High-Probability Guarantees for Random Zeroth-Order (Stochastic) Gradient Descent
Pith reviewed 2026-05-08 05:45 UTC · model grok-4.3
The pith
Random zeroth-order gradient descent reaches ε-suboptimality with probability 1-δ using O((dL/μ)log(1/ε) + log(1/δ)) queries for smooth strongly convex functions.
A machine-rendered reading of the paper's core claim, the machinery that carries it, and where it could break.
Core claim
For deterministic L-smooth and μ-strongly convex objectives of d-dimension, the classical two-query random zeroth-order method finds an ε-suboptimal solution with probability at least 1-δ using O((dL/μ)log(1/ε) + log(1/δ)) function queries.

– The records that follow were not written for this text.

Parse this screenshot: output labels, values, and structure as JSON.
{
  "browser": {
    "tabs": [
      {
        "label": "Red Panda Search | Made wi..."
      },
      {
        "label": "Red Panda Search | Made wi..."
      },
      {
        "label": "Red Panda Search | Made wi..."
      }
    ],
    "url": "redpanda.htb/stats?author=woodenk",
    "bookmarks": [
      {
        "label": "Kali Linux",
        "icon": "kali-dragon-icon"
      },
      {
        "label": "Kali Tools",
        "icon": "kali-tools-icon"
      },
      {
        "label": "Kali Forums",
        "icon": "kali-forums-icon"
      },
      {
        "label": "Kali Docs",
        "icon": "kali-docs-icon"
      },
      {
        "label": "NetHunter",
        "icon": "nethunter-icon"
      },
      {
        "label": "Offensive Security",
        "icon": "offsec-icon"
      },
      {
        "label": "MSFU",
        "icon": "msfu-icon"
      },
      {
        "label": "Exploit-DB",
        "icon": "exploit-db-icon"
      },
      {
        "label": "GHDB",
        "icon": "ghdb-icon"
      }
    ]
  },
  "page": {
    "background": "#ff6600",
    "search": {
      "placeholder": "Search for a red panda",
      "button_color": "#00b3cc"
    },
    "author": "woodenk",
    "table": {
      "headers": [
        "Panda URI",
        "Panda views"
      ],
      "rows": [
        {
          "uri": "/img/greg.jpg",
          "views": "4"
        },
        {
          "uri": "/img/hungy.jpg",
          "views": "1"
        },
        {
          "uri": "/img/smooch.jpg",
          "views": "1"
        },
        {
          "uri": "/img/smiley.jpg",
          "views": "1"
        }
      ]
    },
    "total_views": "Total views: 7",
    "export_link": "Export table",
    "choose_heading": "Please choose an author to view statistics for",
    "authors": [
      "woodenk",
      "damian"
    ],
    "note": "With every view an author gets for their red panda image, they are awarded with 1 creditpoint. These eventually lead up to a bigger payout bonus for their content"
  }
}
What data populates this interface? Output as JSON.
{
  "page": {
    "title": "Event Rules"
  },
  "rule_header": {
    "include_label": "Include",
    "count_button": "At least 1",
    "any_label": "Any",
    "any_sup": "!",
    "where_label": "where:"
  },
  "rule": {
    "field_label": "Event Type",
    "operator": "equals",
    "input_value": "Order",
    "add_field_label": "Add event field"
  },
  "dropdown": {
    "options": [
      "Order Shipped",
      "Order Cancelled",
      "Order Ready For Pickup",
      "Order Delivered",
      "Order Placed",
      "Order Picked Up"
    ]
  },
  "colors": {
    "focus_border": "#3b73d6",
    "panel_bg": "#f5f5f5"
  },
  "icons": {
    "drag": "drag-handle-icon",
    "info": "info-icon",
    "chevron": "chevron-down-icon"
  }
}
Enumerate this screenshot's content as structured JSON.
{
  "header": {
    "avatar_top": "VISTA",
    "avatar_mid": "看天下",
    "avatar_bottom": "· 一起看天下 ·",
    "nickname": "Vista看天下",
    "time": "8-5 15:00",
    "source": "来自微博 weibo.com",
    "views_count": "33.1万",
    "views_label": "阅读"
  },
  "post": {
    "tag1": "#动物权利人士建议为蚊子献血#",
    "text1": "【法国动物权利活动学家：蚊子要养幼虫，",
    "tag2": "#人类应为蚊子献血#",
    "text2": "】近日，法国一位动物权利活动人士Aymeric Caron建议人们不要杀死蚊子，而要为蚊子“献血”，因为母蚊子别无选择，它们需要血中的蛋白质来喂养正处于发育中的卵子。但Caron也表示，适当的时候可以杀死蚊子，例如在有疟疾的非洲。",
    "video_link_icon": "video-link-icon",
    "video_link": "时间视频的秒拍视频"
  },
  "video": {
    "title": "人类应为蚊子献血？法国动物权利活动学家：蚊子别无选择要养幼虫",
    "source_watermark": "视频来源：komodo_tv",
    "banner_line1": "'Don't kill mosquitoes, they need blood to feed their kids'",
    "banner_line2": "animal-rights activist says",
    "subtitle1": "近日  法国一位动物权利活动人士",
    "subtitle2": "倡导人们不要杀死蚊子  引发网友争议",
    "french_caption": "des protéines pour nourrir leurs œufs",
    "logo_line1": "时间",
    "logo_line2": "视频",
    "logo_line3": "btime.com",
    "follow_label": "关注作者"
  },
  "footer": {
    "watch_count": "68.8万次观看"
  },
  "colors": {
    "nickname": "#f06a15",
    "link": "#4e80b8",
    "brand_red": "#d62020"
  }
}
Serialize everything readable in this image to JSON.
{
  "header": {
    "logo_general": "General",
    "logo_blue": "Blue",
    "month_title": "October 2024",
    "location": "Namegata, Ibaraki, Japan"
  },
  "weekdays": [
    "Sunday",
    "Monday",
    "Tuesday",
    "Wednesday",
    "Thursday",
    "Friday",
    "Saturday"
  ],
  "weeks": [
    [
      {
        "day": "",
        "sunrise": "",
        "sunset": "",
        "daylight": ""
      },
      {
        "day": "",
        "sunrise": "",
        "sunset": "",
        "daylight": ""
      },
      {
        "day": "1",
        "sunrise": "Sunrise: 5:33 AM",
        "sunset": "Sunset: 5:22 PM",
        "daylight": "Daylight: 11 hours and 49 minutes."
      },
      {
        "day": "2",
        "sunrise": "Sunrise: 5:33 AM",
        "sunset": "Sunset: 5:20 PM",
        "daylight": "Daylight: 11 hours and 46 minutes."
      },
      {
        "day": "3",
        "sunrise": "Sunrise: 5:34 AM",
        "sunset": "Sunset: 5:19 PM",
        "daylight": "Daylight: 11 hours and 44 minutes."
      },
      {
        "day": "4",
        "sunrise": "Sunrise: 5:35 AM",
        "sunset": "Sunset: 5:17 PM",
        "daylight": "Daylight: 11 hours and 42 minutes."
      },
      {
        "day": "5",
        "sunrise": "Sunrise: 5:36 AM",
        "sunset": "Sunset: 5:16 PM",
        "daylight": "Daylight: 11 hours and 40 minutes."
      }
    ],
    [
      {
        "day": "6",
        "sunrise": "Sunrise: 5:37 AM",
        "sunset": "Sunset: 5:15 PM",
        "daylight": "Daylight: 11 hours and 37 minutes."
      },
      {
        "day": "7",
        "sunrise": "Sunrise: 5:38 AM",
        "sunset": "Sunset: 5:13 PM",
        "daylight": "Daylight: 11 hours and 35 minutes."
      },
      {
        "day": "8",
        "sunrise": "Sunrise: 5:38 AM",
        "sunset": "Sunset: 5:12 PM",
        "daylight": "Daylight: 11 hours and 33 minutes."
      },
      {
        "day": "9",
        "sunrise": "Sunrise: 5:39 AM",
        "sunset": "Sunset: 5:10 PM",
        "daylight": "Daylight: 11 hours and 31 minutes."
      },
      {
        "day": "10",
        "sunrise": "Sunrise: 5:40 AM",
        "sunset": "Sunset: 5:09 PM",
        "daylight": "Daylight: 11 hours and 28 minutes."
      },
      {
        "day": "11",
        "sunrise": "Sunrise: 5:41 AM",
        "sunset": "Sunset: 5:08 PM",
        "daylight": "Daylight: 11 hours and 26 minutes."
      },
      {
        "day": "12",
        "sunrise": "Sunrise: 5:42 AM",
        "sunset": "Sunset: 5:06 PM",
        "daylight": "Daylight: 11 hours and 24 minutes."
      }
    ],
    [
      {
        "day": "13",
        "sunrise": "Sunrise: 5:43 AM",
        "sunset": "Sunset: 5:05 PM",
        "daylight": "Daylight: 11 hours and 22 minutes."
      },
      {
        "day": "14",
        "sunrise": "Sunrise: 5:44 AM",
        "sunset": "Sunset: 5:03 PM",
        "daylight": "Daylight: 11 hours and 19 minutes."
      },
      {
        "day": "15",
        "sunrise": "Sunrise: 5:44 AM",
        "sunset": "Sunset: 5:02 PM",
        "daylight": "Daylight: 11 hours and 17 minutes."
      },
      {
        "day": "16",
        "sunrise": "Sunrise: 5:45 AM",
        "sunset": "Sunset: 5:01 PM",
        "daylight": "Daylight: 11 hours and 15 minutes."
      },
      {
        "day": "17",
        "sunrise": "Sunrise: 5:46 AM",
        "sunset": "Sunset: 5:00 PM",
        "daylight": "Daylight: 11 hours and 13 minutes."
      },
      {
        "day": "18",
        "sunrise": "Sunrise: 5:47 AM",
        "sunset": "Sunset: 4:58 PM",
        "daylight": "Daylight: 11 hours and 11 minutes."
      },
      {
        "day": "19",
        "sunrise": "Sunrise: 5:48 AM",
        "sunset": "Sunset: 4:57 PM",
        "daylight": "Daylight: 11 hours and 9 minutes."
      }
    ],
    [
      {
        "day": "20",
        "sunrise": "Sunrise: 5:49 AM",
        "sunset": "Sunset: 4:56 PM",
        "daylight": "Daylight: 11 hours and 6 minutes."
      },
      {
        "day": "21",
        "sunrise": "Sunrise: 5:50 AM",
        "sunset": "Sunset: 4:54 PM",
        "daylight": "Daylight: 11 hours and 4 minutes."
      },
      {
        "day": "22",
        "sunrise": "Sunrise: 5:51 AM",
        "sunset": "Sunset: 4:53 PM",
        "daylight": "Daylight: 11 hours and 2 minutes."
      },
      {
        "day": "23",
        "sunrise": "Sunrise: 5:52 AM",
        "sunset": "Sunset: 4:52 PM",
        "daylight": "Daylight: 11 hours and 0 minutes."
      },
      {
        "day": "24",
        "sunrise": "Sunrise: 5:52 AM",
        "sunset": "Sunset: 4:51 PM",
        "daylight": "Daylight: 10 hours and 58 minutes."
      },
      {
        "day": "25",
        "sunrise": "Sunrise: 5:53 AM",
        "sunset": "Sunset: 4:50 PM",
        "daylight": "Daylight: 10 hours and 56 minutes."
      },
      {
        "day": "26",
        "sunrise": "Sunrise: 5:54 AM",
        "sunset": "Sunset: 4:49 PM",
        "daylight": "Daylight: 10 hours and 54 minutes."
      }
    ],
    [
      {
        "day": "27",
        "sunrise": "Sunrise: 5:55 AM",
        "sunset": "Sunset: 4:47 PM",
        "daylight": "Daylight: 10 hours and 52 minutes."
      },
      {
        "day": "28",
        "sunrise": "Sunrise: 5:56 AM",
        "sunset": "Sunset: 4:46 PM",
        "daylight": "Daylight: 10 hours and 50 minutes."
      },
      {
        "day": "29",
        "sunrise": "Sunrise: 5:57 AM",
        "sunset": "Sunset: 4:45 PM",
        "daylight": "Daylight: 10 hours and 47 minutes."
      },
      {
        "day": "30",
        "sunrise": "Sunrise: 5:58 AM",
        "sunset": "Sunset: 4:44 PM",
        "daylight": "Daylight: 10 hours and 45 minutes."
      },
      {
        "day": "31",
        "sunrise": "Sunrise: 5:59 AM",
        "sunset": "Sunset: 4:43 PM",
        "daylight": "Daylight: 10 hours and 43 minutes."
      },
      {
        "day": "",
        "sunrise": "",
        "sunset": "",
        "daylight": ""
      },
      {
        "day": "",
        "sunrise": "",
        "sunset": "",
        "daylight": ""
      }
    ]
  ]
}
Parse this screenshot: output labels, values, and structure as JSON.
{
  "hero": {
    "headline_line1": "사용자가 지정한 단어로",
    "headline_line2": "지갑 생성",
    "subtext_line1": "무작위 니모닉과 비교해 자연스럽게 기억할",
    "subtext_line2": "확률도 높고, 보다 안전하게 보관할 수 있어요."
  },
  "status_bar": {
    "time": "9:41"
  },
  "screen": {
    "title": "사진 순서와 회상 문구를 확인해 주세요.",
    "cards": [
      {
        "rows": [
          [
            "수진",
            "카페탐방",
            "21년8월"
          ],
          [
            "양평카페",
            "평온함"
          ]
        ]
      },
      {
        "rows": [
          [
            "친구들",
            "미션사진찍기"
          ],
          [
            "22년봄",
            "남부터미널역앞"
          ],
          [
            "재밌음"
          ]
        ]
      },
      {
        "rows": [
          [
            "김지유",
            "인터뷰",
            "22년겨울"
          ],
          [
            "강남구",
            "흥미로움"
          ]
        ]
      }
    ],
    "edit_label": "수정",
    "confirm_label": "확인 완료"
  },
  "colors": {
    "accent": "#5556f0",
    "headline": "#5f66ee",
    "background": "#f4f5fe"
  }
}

For stochastic objectives under a bounded-noise condition, random zeroth-order stochastic gradient descent achieves an ε-suboptimal solution with probability at least 1-δ using O(d log(1/ε)(log(1/ε) + log(1/δ))/ε) queries without assuming uniformly bounded stochastic gradients.
What carries the argument
The two-query random zeroth-order gradient estimator, which approximates the gradient via finite differences along a random unit vector and enables concentration analysis for high-probability bounds.
Load-bearing premise
The objective is L-smooth and μ-strongly convex in the deterministic case or satisfies a bounded-noise condition in the stochastic case.
What would settle it
A concrete L-smooth strongly convex function on which the two-query random zeroth-order method requires more than O((dL/μ)log(1/ε) + log(1/δ)) queries to reach ε-suboptimality with probability 1-δ would falsify the deterministic claim.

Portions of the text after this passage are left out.